I'm interested in (locally) minimizing a smooth nonconvex objective function: $$ f(\textbf{x}_1, \textbf{y}_1,\cdots, \textbf{x}_n, \textbf{y}_n)=\sum_{i=1}^ng(\textbf{x}_i, \textbf{y}_i) $$ Subject to $\textbf{y}_{i+1}=\textbf{h}(\textbf{x}_i, \textbf{y}_i)$ for each $i$.
What are the pros and cons of using the penalty method vs Augemented Lagrangian for this problem?
Penalty method. Until convergence:
- Minimize wrt $\textbf{x}_i, \textbf{y}_i$ the objective $f+\sum_i\nu_i\|\textbf{y}_{i+1}-\textbf{h}(\textbf{x}_i, \textbf{y}_i)\|$ with gradient descent.
- Update $\nu_i\gets\nu_i+\alpha\|\textbf{y}_{i+1}-\textbf{h}(\textbf{x}_i, \textbf{y}_i)\|^2$
Augmented Lagrangian method. Until convergence:
- Minimize wrt $\textbf{x}_i, \textbf{y}_i$ the objective $f+\sum_i\boldsymbol\lambda_i\cdot(\textbf{y}_{i+1}-\textbf{h}(\textbf{x}_i, \textbf{y}_i))+\sum_i\nu_i\|\textbf{y}_{i+1}-\textbf{h}(\textbf{x}_i, \textbf{y}_i)\|^2$ with gradient descent.

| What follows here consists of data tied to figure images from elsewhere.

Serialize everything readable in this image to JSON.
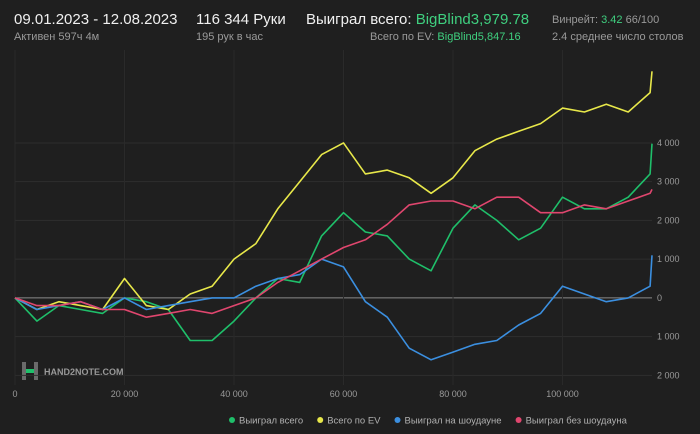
{
  "header": {
    "period": "09.01.2023 - 12.08.2023",
    "active": "Активен 597ч 4м",
    "hands": "116 344 Руки",
    "hands_per_hour": "195 рук в час",
    "won_label": "Выиграл всего:",
    "won_value": "BigBlind3,979.78",
    "ev_label": "Всего по EV:",
    "ev_value": "BigBlind5,847.16",
    "winrate_label": "Винрейт:",
    "winrate_value": "3.42",
    "winrate_unit": "66/100",
    "tables": "2.4 среднее число столов"
  },
  "chart_data": {
    "type": "line",
    "watermark": "HAND2NOTE.COM",
    "x": [
      0,
      4000,
      8000,
      12000,
      16000,
      20000,
      24000,
      28000,
      32000,
      36000,
      40000,
      44000,
      48000,
      52000,
      56000,
      60000,
      64000,
      68000,
      72000,
      76000,
      80000,
      84000,
      88000,
      92000,
      96000,
      100000,
      104000,
      108000,
      112000,
      116000,
      116344
    ],
    "xlim": [
      0,
      116344
    ],
    "xticks": [
      0,
      {
        "value": 20000,
        "label": "20 000"
      },
      {
        "value": 40000,
        "label": "40 000"
      },
      {
        "value": 60000,
        "label": "60 000"
      },
      {
        "value": 80000,
        "label": "80 000"
      },
      {
        "value": 100000,
        "label": "100 000"
      }
    ],
    "ylim": [
      -2250,
      6400
    ],
    "yticks": [
      {
        "value": -2000,
        "label": "2 000"
      },
      {
        "value": -1000,
        "label": "1 000"
      },
      0,
      {
        "value": 1000,
        "label": "1 000"
      },
      {
        "value": 2000,
        "label": "2 000"
      },
      {
        "value": 3000,
        "label": "3 000"
      },
      {
        "value": 4000,
        "label": "4 000"
      }
    ],
    "grid": true,
    "series": [
      {
        "name": "Выиграл всего",
        "color": "#1fbf6a",
        "values": [
          0,
          -600,
          -200,
          -300,
          -400,
          0,
          -100,
          -300,
          -1100,
          -1100,
          -600,
          0,
          500,
          400,
          1600,
          2200,
          1700,
          1600,
          1000,
          700,
          1800,
          2400,
          2000,
          1500,
          1800,
          2600,
          2300,
          2300,
          2600,
          3200,
          3980
        ]
      },
      {
        "name": "Всего по EV",
        "color": "#e8e84a",
        "values": [
          0,
          -300,
          -100,
          -200,
          -300,
          500,
          -200,
          -300,
          100,
          300,
          1000,
          1400,
          2300,
          3000,
          3700,
          4000,
          3200,
          3300,
          3100,
          2700,
          3100,
          3800,
          4100,
          4300,
          4500,
          4900,
          4800,
          5000,
          4800,
          5300,
          5850
        ]
      },
      {
        "name": "Выиграл на шоудауне",
        "color": "#3b8fe0",
        "values": [
          0,
          -300,
          -200,
          -100,
          -300,
          0,
          -300,
          -200,
          -100,
          0,
          0,
          300,
          500,
          600,
          1000,
          800,
          -100,
          -500,
          -1300,
          -1600,
          -1400,
          -1200,
          -1100,
          -700,
          -400,
          300,
          100,
          -100,
          0,
          300,
          1100
        ]
      },
      {
        "name": "Выиграл без шоудауна",
        "color": "#e0466e",
        "values": [
          0,
          -200,
          -200,
          -100,
          -300,
          -300,
          -500,
          -400,
          -300,
          -400,
          -200,
          0,
          400,
          700,
          1000,
          1300,
          1500,
          1900,
          2400,
          2500,
          2500,
          2300,
          2600,
          2600,
          2200,
          2200,
          2400,
          2300,
          2500,
          2700,
          2800
        ]
      }
    ]
  }
}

- Update $\boldsymbol \lambda_i\gets \boldsymbol\lambda_i+\alpha(\textbf{y}_{i+1}-\textbf{h}(\textbf{x}_i, \textbf{y}_i))$ and $\nu_i\gets\nu_i+\alpha\|\textbf{y}_{i+1}-\textbf{h}(\textbf{x}_i, \textbf{y}_i)\|^2$